The Division I Council voted Wednesday to push the start date back from the originally scheduled Nov. 10 as one of several precautions against the spread of coronavirus.

The later start date coincides with the decision most schools made to send students home from Thanksgiving until January out of concern about a potential late-fall and early-winter flareup of COVID-19. Closed campuses could serve as a quasi bubble for players and provide a window for non-conference games.

The maximum number of regular-season games has been reduced from 31 to 27. The minimum number of games for consideration for the NCAA Tournament was cut from 25 to 13.

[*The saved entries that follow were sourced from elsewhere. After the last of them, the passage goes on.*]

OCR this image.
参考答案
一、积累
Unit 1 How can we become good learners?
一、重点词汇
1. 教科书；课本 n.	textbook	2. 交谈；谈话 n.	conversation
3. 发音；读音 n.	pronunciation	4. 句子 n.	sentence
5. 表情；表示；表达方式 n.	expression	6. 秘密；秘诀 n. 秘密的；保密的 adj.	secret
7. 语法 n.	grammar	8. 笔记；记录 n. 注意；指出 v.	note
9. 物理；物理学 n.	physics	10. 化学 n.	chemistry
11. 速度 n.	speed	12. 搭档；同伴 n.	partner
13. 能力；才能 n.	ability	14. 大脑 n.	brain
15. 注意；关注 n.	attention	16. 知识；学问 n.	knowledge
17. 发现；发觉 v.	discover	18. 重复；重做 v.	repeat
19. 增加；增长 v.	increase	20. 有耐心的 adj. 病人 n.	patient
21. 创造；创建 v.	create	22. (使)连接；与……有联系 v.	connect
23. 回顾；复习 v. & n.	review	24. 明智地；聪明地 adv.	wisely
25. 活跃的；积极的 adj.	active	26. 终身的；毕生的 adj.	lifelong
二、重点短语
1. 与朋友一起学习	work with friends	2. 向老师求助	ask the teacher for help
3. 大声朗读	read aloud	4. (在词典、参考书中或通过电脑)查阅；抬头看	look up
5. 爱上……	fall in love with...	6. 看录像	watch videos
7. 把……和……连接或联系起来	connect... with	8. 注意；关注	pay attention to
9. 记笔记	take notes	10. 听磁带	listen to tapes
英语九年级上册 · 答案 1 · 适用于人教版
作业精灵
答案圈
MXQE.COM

Teams can start preseason practices Oct. 14 but will be allowed to work out 12 hours per week beginning Monday.

No scrimmages against other teams or exhibitions are allowed.

In other action, the council voted to extend the recruiting dead period for all sports through Dec. 31. In-person recruiting is not allowed during a dead period, though phone calls and other correspondence are allowed.

The men’s and women’s basketball oversight committees had jointly recommended a start date of Nov. 21, which would have allowed for games to be played on the weekend before Thanksgiving. The council opted not to do that to avoid a conflict with regular-season football games.

The council is scheduled to meet again Oct. 13-14 and could delay the start date and change other pieces of the basketball framework if circumstances surrounding the virus warrant.